KHSC opens its doors to Rwandan physicians
Rwanda is a small but densely populated country in central Africa. After a devastating genocide in 1994, only one anesthesiologist remained to serve the whole country. Over the years the population has regenerated, and the number of anesthesiologists has grown to around 40.
Dr. Jean Damascene Nyandwi and Dr. Thierry Rwibutso of Kigali, Rwanda were recently sponsored by CASIEF, with a grant from the Royal College of Physicians and Surgeons of Canada, to undertake a fellowship in knowledge translation – in other words, the ability to put research into practice. As part of this program, they spent eight weeks at KHSC learning about the way we practice anesthesia and pain management with the goal of improving the delivery of anesthesia in their home country.
While the hospitals in Kigali do have surgical capacity, some specialty procedures can’t always be offered by the local staff. Cardiac surgery, for example, is provided by international surgical teams who fly in for weeks or months at a time.
For that reason, Dr. Rwibutso specifically focused his learning at KHSC on ways to support the expansion of a cardiac surgery program at the King Faisal Hospital, and ensure it could be staffed by locals.
“In the whole country we only have one cardiothoracic surgeon, and there is a high volume of patients in need,” explains Dr. Rwibutso. “I want to improve our own capacity for cardiac surgery and assist in developing a sustainable surgery program. Right now, our patients are waiting for those outside teams. It will be much better to have a local team help them in a timely way.”

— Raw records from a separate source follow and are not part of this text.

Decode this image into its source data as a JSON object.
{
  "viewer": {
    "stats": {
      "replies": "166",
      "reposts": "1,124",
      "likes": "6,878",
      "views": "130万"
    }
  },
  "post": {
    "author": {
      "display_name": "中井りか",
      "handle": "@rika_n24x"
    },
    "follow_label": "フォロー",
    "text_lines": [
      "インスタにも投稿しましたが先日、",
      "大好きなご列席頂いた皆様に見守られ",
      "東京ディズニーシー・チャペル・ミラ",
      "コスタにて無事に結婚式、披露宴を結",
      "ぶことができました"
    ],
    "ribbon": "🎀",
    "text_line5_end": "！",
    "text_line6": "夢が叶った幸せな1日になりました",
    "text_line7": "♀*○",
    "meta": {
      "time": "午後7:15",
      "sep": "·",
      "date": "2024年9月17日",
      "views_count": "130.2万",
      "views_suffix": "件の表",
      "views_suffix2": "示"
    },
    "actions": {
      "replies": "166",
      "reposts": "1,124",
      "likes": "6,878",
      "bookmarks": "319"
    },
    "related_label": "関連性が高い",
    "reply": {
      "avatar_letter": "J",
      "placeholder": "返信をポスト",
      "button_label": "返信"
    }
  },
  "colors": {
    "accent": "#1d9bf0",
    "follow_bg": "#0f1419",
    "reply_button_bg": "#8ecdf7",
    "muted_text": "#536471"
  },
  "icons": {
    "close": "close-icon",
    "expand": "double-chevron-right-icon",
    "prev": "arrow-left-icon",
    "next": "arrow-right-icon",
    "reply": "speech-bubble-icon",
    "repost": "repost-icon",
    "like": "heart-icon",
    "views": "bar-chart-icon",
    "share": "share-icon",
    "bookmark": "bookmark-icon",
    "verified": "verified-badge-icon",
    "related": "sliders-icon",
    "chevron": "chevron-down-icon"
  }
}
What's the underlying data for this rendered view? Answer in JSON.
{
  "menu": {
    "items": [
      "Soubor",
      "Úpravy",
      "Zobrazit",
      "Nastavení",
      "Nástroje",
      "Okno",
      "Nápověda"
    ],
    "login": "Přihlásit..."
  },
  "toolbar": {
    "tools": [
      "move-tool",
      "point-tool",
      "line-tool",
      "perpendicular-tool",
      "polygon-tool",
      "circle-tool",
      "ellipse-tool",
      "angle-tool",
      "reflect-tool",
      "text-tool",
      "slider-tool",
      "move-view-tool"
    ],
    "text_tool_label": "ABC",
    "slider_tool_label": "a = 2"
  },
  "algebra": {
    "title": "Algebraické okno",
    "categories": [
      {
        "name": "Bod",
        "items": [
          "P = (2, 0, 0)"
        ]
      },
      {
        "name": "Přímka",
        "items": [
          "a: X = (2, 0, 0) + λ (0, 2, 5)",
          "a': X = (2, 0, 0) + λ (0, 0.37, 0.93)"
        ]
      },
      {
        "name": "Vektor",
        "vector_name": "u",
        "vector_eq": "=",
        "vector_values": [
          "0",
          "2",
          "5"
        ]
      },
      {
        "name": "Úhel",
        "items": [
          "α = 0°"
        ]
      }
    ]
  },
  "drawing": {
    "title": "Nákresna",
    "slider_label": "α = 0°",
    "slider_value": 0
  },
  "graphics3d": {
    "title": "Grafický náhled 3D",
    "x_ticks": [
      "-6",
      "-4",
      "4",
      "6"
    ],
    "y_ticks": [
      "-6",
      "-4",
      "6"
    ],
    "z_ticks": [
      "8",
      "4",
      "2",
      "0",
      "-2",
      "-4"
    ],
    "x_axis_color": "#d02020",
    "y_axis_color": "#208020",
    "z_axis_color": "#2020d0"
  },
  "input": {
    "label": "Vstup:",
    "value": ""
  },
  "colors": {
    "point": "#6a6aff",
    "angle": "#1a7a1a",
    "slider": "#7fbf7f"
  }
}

For Dr. Nyandwi, improving access to anesthesia means developing a designated space to perform nerve blocks- injections that block pain from different areas of the nervous system- at his home hospital, the University Teaching Hospital of Kigali.
“Right now, I’m using an ultrasound to do nerve blocks,” explains Dr. Nyandwi, “But I’m getting approval to create a designated block room which will increase efficiency, so that I can expand on what we can offer to our patients. We will model what we learnt at KHSC”
Global partnership has only just begun
These teaching partnerships are not however just a one-way street for physicians to train here in Kingston. Dr. Parlow and other members of the Department of Anesthesiology often travel abroad to support safe surgical care worldwide, including missions to Rwanda, Ethiopia and Central America.
Along with Dr. Ana Johnson- a professor of public health sciences at Queen’s University- the team will alternate trips back to Rwanda for several weeks this year to assist Drs. Nyandwi and Rwibutso in putting their projects into practice.
A number of KHSC anesthesiologists assisted the Rwandan physicians during their stay. According to Dr. Parlow, exchanges like these are important for healthcare workers and physician trainees here who have often only ever worked in Canadian facilities.
“There is a lot of satisfaction to making positive change in the world, especially in an area that doesn’t have the resources we have,” he says. “When foreign physicians come here and meet KHSC staff and trainees, it gets our people interested in helping people around the world in the future.”
A sentiment echoed by Dr. Klar.
“I think once Canadian health-care providers see the impact they can make in under-serviced areas, it ignites a real passion to help not only patients here at KHSC, but to use our knowledge and expertise to improve the lives of people around the world.”